Who were the old conjurors and witches of Appalachia? What were their practices and beliefs? How can you learn the ways of conjuring for yourself? Appalachian folk magic and conjure are little known today, but forty or fifty years ago just about every person you might ask in Appalachia either knew something about it themselves or knew someone who did it.
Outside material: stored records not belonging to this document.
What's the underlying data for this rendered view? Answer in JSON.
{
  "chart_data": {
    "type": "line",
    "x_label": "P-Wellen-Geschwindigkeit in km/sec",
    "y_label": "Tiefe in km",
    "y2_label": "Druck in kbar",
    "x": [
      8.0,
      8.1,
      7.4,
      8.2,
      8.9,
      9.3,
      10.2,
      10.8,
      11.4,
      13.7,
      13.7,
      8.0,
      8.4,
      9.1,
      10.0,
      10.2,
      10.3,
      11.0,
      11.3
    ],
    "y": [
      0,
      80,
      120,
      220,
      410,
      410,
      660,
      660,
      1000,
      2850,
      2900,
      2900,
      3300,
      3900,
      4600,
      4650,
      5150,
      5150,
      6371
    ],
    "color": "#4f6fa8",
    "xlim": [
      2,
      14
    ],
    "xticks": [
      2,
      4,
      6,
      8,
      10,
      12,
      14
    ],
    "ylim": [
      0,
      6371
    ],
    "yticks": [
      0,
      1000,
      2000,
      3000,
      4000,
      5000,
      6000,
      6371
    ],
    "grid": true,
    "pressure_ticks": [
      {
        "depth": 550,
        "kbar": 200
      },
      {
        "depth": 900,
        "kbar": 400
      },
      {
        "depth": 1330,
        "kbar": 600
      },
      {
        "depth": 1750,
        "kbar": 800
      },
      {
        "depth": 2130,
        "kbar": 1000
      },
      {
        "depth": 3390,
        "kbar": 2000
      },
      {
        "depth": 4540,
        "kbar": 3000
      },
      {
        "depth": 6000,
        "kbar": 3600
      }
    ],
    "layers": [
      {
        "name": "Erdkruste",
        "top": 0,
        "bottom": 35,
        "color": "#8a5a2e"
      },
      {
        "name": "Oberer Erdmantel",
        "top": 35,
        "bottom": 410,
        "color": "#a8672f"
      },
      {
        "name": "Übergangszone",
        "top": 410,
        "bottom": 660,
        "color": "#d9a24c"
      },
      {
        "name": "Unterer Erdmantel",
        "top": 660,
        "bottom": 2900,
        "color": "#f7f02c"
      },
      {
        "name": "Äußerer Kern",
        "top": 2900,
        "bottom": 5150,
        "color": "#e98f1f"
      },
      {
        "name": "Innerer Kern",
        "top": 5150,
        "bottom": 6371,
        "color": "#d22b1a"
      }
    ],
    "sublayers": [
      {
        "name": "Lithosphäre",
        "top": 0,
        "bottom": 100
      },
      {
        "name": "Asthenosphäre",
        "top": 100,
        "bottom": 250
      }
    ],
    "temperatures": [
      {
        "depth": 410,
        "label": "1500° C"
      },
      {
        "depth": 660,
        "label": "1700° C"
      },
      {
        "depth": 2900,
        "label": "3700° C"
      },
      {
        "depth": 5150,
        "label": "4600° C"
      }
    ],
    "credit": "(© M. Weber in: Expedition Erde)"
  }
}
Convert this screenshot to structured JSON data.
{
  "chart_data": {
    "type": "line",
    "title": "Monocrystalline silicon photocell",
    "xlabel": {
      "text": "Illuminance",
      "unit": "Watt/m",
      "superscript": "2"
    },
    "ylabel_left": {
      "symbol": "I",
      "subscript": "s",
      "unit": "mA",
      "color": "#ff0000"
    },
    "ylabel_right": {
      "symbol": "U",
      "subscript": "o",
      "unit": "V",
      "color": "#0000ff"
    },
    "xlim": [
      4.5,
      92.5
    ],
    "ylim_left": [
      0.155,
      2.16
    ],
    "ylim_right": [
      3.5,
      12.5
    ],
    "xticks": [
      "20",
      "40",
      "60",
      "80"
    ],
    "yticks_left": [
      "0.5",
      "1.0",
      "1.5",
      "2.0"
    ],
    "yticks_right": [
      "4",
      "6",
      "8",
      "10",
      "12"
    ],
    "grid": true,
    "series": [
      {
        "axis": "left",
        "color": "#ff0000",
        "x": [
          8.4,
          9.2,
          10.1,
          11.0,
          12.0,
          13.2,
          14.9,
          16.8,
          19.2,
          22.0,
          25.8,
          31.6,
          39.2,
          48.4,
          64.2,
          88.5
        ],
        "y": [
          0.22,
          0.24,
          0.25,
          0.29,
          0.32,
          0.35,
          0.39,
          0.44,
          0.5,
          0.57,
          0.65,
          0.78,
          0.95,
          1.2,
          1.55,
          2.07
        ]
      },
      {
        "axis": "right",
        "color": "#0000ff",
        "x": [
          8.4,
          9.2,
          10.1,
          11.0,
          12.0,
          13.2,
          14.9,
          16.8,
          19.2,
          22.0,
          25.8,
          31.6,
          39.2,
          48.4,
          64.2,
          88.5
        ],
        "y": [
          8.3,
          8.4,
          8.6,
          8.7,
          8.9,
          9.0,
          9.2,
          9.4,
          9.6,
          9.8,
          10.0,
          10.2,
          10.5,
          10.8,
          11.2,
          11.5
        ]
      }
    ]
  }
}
These practices and “superstitions” are at the core of Appalachian culture.
InDoctoring the Devil, Jake Richards speaks to those questions and more, offering the various ways of rooting out the “devil”—any unfriendly spirit bringing bad luck, poor health, and calamities of all sorts.
Like the blue smoky mists that glide up the Appalachians, Jake leads his readers up the hillsides too, introducing us to folks along the way—hunters, farmers, blacksmiths, faith healers, preachers, and root-diggers. We’ll also meet the local spirits and learn root ways. Further up the hill, we delve into Jake’s notebooks—a personal collection of tried-and-true Appalachian recipes and roots for conjuring love, money, justice, and success.
About the Author: Jake Richards holds his Appalachian heritage close in his blood and bones. His family has tilled the soil in Virginia, Tennessee, and North Carolina for a good 500 years. He spent most of his childhood at his great-grandmother's house on the side of Mount Mitchell in North Carolina. Jake has practiced Appalachian folk magic for almost a decade and teaches classes on the subject in Jonesborough, Tennessee.